Simulating the Impact of Nozzle Hole Locations and Diameters on Film Thickness in Spinning Process

In the film spinning process, pressure applied on the cellulose solution in an extruder forces the polymer through a narrow slit. Subsequently, a rotating chill roll stretches the emerging film in an air gap. As a desired result, the film becomes thinner, but as an undesired side effect the width of the film also decreases. Furthermore, the thickness variation in the lateral direction is another perturbation. To improve the control over the film properties, we experimented with two distribution plates having different locations and sizes of the holes through which the dope entered the nozzle. As a support for the experimental study, we also conduct a finite element simulation for both the viscous flow of the polymer through the nozzle and the mechanical balance in the film passing through the air gap. For the flow in the nozzle, we apply the cross model for a description of the dependence of the viscosity on the shear rate, employing experimentally obtained values for the parameters in the model. The connection between the flow in the nozzle and the sheet stretching in the air gap is the velocity profile in the slit.

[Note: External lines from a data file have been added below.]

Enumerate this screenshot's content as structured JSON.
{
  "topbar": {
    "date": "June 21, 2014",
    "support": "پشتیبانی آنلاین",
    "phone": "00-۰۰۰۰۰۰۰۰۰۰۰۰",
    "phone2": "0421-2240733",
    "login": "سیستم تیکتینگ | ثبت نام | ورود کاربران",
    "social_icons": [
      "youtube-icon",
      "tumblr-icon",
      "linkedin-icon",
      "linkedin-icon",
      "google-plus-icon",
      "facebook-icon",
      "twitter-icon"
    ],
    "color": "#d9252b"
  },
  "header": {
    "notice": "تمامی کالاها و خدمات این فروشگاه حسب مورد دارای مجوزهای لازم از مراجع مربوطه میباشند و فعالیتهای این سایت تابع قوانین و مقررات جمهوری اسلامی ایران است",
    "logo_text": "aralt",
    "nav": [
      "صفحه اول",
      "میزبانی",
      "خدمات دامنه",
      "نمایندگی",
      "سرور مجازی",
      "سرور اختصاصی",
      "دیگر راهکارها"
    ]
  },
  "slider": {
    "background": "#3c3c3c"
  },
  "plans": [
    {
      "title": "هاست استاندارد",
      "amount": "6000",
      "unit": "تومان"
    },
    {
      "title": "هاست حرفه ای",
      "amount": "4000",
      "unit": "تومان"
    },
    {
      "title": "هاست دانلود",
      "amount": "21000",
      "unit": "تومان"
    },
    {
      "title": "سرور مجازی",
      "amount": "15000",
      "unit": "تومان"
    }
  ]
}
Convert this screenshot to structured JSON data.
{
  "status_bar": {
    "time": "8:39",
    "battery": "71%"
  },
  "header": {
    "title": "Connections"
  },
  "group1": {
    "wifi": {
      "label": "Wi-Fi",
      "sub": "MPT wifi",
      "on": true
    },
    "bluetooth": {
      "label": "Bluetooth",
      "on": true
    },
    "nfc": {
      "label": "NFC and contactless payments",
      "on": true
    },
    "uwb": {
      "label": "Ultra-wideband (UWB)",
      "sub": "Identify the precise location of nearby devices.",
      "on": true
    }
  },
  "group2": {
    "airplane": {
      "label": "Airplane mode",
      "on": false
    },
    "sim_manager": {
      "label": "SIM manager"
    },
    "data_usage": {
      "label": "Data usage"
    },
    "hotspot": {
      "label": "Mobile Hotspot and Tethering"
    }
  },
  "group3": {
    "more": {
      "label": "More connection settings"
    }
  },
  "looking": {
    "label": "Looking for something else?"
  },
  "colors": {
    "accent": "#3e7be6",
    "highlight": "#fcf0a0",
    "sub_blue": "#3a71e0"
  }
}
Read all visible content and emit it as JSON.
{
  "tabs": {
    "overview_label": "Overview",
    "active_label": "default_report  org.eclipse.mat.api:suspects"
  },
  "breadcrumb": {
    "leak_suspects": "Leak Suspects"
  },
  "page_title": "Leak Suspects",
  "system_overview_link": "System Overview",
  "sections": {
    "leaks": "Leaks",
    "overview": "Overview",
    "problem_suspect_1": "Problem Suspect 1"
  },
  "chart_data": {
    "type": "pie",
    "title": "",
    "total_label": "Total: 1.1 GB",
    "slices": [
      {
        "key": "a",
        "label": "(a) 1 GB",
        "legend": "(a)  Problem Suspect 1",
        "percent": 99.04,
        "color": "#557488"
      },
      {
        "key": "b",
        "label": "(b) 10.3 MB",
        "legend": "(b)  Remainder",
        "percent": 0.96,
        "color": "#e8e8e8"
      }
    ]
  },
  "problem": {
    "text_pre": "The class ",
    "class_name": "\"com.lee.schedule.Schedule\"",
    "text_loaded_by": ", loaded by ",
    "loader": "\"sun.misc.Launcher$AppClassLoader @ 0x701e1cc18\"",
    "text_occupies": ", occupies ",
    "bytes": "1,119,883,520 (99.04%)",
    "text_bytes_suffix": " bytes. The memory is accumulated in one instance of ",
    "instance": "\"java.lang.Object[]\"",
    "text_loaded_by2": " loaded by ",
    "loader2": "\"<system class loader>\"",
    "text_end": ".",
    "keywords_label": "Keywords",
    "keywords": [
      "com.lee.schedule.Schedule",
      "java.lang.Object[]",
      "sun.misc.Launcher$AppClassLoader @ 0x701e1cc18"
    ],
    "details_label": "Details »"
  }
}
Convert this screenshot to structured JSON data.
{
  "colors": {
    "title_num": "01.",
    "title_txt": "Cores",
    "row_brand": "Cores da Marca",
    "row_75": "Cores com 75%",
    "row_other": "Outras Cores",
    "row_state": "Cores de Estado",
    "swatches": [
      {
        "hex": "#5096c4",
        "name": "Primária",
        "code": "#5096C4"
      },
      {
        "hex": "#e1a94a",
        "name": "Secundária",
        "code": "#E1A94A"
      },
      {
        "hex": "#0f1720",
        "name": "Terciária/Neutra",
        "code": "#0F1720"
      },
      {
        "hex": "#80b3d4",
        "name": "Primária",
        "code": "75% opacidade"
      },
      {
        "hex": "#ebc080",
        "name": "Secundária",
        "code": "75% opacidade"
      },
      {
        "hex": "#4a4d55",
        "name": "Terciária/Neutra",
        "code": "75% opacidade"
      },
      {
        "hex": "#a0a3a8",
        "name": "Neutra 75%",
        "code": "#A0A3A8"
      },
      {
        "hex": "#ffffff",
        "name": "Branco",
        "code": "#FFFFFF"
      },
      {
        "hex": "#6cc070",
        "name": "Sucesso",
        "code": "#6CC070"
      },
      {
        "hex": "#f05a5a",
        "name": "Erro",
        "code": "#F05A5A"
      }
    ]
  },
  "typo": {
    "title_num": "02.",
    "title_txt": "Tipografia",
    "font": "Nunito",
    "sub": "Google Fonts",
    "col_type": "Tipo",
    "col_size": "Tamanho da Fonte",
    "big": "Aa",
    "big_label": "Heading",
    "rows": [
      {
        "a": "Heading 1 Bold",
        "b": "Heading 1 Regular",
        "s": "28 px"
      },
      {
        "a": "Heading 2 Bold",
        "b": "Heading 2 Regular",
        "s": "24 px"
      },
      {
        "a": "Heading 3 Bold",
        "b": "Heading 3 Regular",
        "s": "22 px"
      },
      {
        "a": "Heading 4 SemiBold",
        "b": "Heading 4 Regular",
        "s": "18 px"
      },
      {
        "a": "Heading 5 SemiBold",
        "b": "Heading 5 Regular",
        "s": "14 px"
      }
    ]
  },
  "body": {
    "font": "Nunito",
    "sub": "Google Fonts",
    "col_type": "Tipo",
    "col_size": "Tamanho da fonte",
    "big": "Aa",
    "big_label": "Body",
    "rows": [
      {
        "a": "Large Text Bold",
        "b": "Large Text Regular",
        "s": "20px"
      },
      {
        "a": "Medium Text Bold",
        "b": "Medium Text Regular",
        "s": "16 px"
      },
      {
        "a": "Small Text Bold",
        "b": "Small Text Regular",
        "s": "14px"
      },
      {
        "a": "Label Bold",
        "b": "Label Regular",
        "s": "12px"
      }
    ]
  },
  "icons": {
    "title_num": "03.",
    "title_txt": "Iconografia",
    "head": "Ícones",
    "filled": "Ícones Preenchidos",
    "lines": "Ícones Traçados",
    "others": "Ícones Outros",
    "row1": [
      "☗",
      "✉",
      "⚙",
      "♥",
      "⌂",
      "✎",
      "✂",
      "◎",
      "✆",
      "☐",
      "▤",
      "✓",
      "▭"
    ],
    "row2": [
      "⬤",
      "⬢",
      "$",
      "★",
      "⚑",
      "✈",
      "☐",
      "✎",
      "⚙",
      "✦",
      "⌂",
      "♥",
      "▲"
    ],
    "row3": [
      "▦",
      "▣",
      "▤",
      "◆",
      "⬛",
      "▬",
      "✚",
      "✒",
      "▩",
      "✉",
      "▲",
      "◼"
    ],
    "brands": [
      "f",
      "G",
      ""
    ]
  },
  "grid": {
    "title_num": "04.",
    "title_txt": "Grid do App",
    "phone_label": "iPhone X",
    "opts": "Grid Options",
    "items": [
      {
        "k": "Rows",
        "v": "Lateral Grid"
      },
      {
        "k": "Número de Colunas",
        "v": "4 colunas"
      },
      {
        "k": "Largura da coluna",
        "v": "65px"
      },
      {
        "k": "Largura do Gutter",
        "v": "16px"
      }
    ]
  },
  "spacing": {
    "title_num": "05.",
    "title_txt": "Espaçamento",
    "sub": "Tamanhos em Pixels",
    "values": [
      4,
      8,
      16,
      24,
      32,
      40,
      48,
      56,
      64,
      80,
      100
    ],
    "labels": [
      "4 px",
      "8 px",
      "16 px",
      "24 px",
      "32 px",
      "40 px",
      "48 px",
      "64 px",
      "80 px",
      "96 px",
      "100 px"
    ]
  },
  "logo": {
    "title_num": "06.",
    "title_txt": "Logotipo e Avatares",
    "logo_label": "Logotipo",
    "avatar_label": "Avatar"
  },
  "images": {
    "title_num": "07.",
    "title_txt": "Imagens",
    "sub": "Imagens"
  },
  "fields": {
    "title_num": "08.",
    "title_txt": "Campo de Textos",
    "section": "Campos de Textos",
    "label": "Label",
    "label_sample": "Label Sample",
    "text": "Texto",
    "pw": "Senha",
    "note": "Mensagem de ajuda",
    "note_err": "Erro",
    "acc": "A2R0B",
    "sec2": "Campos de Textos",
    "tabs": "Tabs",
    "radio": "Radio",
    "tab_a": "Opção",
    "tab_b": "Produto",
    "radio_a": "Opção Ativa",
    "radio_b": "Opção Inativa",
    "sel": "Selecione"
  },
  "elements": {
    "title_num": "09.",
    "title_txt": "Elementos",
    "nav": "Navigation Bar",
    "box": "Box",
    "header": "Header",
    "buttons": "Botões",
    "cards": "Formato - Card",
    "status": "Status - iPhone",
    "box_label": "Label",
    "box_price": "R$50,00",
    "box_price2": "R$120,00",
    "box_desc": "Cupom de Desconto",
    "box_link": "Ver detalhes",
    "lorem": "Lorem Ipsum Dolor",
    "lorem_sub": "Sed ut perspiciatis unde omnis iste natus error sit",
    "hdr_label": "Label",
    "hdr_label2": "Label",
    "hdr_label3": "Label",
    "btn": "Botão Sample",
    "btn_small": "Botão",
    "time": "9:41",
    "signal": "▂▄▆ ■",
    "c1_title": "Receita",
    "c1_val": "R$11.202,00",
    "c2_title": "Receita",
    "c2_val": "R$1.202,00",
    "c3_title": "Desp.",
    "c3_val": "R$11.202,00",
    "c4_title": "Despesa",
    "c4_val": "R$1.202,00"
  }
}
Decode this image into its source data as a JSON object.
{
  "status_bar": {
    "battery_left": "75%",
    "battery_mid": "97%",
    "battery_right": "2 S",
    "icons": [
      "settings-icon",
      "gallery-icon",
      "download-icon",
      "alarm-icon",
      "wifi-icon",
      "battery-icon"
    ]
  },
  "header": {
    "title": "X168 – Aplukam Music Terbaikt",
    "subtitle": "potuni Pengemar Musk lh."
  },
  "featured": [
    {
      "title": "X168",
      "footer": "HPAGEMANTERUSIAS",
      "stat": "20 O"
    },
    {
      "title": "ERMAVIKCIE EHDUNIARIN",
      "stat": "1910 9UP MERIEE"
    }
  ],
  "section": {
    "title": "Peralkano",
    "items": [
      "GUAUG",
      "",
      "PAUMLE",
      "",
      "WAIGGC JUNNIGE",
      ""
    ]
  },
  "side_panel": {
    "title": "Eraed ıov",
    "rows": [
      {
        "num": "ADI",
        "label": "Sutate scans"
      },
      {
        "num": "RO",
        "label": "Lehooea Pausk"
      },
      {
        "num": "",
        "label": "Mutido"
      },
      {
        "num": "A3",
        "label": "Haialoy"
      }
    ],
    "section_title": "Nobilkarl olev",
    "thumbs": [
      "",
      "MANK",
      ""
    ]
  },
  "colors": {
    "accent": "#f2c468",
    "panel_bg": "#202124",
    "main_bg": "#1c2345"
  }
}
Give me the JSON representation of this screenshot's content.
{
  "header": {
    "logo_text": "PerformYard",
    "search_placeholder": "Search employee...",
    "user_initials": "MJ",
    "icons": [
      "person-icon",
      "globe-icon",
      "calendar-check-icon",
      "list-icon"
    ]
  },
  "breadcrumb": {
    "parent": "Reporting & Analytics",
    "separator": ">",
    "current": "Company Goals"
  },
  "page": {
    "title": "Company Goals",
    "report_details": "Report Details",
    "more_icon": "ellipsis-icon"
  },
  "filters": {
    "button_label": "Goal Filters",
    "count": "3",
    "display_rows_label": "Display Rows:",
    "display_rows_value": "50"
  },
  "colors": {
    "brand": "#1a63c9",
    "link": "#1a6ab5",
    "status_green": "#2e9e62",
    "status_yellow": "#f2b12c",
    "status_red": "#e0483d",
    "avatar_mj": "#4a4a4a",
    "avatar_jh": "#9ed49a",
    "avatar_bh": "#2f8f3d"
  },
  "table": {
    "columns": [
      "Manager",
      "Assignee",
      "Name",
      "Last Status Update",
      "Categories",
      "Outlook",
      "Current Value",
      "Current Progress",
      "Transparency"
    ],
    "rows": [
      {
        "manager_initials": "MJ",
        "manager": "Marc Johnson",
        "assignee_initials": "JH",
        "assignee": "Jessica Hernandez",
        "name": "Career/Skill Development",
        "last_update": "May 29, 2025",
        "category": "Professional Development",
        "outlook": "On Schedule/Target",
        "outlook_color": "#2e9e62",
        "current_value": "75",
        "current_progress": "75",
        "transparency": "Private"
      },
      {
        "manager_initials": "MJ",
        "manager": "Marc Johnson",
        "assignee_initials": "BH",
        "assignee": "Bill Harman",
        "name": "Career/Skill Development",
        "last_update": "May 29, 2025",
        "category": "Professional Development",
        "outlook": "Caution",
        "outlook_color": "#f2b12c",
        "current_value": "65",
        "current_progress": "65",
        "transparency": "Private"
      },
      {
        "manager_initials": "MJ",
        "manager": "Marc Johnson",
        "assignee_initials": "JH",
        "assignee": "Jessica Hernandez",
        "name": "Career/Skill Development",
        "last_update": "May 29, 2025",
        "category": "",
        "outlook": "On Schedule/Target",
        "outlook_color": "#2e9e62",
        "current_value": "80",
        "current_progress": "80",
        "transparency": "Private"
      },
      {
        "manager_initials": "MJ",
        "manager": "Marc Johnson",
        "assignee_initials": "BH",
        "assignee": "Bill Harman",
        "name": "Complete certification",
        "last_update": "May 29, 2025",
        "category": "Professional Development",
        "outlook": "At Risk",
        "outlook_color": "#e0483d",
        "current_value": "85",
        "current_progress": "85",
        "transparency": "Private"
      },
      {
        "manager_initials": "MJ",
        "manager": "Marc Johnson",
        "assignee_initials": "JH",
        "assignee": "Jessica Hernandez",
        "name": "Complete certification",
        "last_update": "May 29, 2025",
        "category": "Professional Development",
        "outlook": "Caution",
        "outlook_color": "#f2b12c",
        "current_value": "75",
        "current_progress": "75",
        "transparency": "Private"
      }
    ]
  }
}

Because the thickness dimension of the film is much smaller than the film width and stretching length, we can approximate the situation in the air gap with a 2D membrane model, where the velocity and stress assume constant values in the thickness direction. In addition, we model the convective and radiative heat transfer in the air gap. We carry out the simulation in the COMSOL Multiphysics software comparing the simulated thickness profiles generated by the two different plates with each other as well as with the experimentally obtained measurements.